Have synthesizers, will travel...
@CoolMusic wrote:

@ServiceAward wrote:

From the sound of it, you didn't either.

You just earned a hearty GFY.

In response to a Google prompt, instead of typing in the typical search thread in the the appropriate field as is my MO, I decided to play along and 'asked' Gemini, "What are the convenience store hours for the XXXXX gas station in XXXX, XX?"

It came back with incorrect information, presented in a flowery screed.

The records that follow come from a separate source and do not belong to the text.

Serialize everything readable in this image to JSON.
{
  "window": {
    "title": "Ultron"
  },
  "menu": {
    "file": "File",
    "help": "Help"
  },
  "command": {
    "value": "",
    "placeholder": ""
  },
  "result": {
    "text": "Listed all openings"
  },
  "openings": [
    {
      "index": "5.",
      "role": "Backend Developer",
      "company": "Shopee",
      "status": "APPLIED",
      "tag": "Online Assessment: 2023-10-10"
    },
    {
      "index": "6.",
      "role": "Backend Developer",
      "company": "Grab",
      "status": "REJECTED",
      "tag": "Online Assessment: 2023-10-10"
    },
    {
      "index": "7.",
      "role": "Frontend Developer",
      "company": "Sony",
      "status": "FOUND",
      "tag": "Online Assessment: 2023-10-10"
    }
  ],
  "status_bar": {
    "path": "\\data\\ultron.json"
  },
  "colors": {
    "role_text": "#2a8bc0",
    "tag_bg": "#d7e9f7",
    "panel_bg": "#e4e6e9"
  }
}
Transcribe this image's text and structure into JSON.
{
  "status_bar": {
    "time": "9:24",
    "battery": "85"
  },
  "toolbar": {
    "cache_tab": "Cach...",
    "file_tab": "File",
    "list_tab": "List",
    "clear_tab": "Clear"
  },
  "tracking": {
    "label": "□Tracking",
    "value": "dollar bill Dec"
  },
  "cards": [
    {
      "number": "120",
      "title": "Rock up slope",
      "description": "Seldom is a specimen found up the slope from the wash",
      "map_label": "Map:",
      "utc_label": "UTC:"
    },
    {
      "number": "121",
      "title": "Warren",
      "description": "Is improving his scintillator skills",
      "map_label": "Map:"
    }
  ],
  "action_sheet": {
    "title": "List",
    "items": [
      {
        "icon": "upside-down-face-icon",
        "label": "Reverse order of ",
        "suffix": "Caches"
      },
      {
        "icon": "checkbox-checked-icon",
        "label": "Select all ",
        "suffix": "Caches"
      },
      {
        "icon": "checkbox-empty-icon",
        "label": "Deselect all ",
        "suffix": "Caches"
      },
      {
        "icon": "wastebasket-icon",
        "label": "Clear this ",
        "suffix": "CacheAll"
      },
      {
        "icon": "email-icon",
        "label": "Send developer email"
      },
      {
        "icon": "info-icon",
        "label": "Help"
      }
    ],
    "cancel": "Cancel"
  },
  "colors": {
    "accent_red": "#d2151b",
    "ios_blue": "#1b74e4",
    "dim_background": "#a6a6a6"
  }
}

Please tell us how you, The Obvious God Of All Things Digital, would have used it to obtain the desired information.

SMH

I've never asked it for store hours or a location, because I would Google that type of thing. If that is your idea of what Gemini and other AI system are for, then you do not understand the premise of AI. It isn't being designed to only handle the basic things we can simply Google. It is being designed to actually do work. That said, after reading your post, I did ask Gemini random questions about store hours for stores here in town, the address to random Walmarts across the country, and the nearest 7-11 to my location. Gemini gave accurate answers each time. If you got a wrong answer, simply hit the thumbs down button on it so the programmers know. It is not yet 100% accurate. It is called machine learning for a reason. It learns over time. The information it gives should always be checked - it even says to double-check. That said, this thread was started in January. Since then, I've seen it improve exponentially in the months since. In January, I could ask AI to write me a synopsis on the book "Charlotte's Web." Back then, ChatGPT has no idea what to do. Today, it can give back a report as detailed as you would like on any aspect of the book. And, it is generally quite accurate. It is definitely not garbage. While you may be able to detect an AI written paper now, a year from now it will be increasingly harder to do so. If I were a teacher, I would get on board, I would learn the ins and outs, rather than mock it, and figure out how to harness it to my advantage. If you don't, your students will be light-years ahead of you and they'll be knocking anything you throw at them out of the park because they will be utilizing this tech.

I've had to modify my opinion on this over the past year, as I've used it more and I've seen what it can do expand.

You came in here in effect putting down anybody who might use AI. Don't knock me because I hit you back.

There is the truth.
Then there is the right thing to say.


Edited 2 time(s). Last edit at 12/03/2024 10:51PM by ServiceAward.